Update - Spanakopita is unfortunately now closed by it's replacement, Chester Street Kitchen, is well worth a visit.

Greece is still on my bucket list but I feel I'm getting a little closer after enjoying some delicious treats from newly opened Spanakopita.

It's on Chester Street, very close to Dello Mano, and has some parking at the front which is a real boon in this busy area.

The owner is Peter Bellas, whose love of spinach pie has lead him to open this casual cafe specialising in baked to order Greek food.  The menu includes pites (pies) in spanakopita (spinach, wild weed, herbs and feta), tiropita (feta and mizithera cheeses), kasseropita (kasseri cheese) and prasokolokithoptia (leek, roasted pumpkin and garlic).

I pre-ordered a spanakopita to complement a Greek style lamb dinner and keep the vegetarian happy.  A connoisseur of spanakopita, he gave this version an 8 out of 10 and I would  agree, maybe edging up to a 9.  The pasty was crisp and light and the filling had a pleasant balance of spinach and feta with plenty of flavour.  It tasted fresh and home made. At $30 for a generous serving for four people I thought it good value.

I tried the kasseropita for lunch and was impressed by the full flavoured cheese taste encased in the same crisp pastry.  Nothing oily or overdone.

The cabinet would have been full of glyka (Greek sweets) if I had got there earlier.  You'll find yiaourtopita (yoghurt cake), karithopita (walnut syrup cake) , galaktoboureko (citrus custard tart ), bougastsa (vanilla custard parcels) and baklava (with chocolate and fig) - plenty of reasons to visit again.

I did purchase three date truffles which we enjoyed the next day.

Although this is a great spot to pick up a take home meal, there's plenty of space to eat inside and the coffee is the same that Peter's son Jamie, uses at his great hole-in-the-wall coffee spot down the road.

Find it at 32A Chester Street, Newstead.  Cal 3852 4130

Disclaimer: E,d+bK paid for all food in this review.


  1. Can't wait to try this place this place the next time I am in Brisbane. but what is "wild weed?"

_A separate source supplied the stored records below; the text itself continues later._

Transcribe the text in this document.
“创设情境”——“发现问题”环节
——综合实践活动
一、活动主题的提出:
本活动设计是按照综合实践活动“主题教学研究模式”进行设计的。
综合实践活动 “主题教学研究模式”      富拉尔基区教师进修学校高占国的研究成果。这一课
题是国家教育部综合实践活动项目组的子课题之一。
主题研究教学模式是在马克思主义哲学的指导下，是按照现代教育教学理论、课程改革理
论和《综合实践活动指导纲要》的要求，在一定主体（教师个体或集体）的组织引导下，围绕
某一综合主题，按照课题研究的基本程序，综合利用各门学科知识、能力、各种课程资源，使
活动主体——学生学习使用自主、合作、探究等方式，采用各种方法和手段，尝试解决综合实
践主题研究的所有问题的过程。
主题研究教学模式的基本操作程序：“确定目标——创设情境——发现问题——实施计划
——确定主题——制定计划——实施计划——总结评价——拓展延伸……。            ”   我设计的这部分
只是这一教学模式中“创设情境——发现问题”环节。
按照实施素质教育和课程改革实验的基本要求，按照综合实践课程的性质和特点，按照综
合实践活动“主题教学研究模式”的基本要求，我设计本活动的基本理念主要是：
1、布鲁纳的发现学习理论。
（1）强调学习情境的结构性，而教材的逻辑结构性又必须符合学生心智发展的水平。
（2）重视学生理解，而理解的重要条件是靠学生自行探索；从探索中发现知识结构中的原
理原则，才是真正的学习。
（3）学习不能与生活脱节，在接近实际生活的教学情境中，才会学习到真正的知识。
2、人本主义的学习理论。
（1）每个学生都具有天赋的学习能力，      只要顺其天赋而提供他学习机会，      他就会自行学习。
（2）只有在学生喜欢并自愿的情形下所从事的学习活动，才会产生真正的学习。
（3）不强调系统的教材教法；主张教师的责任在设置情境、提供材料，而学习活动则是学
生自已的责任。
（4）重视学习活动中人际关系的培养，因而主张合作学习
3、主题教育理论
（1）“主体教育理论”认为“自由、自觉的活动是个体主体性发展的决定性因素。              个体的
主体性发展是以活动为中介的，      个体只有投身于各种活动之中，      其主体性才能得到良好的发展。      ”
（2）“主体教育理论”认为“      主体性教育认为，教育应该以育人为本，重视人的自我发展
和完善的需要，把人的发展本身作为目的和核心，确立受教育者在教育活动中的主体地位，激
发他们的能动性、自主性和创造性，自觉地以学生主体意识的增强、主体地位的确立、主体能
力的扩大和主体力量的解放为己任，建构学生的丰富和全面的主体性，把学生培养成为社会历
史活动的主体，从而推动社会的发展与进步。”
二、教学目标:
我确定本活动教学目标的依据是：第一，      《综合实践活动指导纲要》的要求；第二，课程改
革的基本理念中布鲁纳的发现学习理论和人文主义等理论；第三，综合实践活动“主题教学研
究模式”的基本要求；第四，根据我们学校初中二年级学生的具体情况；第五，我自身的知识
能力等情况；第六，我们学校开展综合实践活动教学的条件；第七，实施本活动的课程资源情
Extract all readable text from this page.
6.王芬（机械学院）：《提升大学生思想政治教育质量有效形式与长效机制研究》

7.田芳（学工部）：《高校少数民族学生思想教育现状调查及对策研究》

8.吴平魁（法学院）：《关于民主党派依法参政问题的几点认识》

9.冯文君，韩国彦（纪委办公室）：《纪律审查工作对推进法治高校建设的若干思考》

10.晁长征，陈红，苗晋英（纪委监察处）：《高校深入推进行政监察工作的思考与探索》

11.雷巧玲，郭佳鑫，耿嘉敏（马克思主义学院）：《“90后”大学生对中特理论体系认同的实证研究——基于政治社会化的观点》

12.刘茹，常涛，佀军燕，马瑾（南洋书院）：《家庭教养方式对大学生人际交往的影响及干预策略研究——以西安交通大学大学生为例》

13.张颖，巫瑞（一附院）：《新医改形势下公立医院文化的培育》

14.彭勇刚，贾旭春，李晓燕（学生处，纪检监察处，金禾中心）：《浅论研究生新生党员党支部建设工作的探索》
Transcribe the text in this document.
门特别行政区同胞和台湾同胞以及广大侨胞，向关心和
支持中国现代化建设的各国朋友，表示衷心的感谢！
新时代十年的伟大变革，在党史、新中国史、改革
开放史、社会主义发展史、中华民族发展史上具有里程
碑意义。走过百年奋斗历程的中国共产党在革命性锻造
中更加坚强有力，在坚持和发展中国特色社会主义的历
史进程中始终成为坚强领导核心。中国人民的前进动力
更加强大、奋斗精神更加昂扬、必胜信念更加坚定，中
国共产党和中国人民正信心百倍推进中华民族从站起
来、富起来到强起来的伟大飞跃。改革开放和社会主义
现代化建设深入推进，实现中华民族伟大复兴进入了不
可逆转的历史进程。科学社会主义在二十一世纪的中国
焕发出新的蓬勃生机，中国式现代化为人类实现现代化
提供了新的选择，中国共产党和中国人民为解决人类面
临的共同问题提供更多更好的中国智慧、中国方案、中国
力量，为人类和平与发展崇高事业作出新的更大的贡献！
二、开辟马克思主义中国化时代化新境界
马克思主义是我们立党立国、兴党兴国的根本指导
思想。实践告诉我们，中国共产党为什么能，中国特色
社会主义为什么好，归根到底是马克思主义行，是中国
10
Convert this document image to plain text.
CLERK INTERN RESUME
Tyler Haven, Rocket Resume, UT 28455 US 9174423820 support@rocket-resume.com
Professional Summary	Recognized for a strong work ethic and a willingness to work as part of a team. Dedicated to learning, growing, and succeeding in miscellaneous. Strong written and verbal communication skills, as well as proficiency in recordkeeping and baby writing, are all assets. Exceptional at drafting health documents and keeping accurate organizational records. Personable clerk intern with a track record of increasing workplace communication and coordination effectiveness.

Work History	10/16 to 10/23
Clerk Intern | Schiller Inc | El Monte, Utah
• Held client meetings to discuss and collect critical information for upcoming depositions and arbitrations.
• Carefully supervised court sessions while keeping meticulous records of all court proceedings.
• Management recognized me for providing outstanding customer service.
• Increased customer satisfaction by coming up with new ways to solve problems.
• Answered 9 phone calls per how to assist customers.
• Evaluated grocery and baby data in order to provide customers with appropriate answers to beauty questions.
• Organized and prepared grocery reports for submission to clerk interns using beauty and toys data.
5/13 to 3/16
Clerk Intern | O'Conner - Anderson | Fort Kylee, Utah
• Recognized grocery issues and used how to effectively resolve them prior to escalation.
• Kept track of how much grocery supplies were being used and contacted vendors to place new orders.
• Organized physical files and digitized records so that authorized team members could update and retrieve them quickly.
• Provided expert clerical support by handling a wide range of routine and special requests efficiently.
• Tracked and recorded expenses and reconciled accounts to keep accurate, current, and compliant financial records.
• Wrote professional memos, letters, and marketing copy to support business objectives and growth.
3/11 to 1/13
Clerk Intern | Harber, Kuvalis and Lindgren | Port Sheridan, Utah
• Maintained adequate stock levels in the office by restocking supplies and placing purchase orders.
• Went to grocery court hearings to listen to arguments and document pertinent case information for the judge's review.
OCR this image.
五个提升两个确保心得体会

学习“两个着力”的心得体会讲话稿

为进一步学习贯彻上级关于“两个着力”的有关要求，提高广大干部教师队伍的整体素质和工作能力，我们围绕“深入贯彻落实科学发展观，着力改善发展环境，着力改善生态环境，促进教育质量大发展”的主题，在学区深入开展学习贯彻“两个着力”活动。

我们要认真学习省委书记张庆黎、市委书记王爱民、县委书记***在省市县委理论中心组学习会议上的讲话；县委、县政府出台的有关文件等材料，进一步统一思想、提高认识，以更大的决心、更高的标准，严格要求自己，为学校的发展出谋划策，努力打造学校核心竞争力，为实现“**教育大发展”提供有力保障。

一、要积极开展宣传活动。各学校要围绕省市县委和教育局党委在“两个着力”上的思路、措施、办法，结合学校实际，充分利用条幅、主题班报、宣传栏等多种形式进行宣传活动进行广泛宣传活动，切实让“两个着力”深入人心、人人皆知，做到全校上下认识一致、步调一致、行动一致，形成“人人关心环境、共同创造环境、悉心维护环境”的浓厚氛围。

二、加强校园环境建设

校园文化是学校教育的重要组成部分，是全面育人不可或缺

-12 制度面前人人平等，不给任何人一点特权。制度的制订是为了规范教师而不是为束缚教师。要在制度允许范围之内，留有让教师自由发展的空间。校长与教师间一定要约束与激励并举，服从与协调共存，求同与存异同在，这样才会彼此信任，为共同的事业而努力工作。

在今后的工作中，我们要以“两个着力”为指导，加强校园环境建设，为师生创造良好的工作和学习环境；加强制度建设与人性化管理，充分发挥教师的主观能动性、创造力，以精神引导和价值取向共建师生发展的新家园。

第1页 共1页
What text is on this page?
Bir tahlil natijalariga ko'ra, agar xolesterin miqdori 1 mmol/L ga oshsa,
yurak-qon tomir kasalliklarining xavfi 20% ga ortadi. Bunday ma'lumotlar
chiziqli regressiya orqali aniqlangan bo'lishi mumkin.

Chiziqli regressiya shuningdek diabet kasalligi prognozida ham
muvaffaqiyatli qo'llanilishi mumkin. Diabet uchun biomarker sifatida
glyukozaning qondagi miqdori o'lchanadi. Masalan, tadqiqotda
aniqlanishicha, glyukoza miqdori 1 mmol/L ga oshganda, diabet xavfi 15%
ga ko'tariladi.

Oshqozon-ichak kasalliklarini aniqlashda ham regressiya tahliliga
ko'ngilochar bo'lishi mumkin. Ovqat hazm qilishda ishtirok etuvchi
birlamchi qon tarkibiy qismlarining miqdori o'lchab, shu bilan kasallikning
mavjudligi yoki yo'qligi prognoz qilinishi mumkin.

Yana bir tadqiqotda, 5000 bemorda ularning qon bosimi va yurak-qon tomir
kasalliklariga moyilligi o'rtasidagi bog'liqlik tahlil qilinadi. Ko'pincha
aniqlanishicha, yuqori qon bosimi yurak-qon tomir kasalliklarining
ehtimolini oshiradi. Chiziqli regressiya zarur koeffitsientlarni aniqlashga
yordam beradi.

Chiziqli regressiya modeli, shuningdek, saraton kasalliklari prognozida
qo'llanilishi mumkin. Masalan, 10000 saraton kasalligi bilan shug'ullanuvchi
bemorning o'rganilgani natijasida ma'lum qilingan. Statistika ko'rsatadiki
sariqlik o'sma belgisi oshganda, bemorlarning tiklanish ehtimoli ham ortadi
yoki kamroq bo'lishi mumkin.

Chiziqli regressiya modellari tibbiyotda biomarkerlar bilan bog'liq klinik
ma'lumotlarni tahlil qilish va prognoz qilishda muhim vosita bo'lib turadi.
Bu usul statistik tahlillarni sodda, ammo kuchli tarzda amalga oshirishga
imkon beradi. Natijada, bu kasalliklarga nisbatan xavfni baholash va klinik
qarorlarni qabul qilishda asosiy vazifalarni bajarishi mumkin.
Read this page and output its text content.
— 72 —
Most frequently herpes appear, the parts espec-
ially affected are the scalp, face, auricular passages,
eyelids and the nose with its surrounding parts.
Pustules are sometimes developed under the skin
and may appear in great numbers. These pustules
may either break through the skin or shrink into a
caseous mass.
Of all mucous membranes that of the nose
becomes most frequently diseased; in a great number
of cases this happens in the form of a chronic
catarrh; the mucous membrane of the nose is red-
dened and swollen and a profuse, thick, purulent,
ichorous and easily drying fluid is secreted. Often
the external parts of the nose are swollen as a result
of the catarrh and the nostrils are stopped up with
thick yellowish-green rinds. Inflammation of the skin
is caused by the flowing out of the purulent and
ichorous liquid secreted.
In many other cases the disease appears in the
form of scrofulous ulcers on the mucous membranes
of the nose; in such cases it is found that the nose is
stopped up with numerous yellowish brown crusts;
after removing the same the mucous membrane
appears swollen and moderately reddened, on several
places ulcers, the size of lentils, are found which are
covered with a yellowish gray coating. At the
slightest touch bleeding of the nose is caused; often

  2. Brings up all sorts of wild teenage memories for me. Only saw the inclusion of 'wild weed' when I wrote this late last night. Will be on the phone to them when they reopen on Wednesday to find out what it is. Thanks for asking.

  3. If they tell you it is "horta" don't stop there. "Horta" is the Greek generic term for local wild vegetables Greek immigrants learn how to cook but don't know what it is called. Near Chicago, Illinois, "horta" is wild dandelion leaves (tastes a lot like a bitter spinach). In California, horta is wild mustard shoots (tastes like asparagus). In the American south horta is a plant called "poke" (tastes like a mustard green). I can't wait to find out what it is in QLD.

  4. You've got me interested too! Stay tuned for an update.

  5. I think this is it:

    "Two species of prickly lettuce grow wild in Australia, Lactuca serriola and L. saligna or willow leaf lettuce. Their distribution is wide, although L. saligna is not found in the Northern Territory. The plants are found as garden weeds, on roadsides and wasteland, as well as degraded pastures."

    Classic horta (edible indigenous weeds). Can't wait to try it when I am there next.

  6. Just spoke with Peter Bellas at Spanakopita. The 'wild weed' is grown in his father's garden at Highgate Hill in Brisbane. It has been grown in the family garden for many years and originally came from a small mountain village in the Greek Peloponnese called Rihearihea. Peter says it has more of a bitter taste than english spinach.

  7. Oh wow. How very cool. Thank you so much for letting me know. Honestly, it will be one of the things when I am back in Brisbane this October. I'm so glad I dropped by here when I did.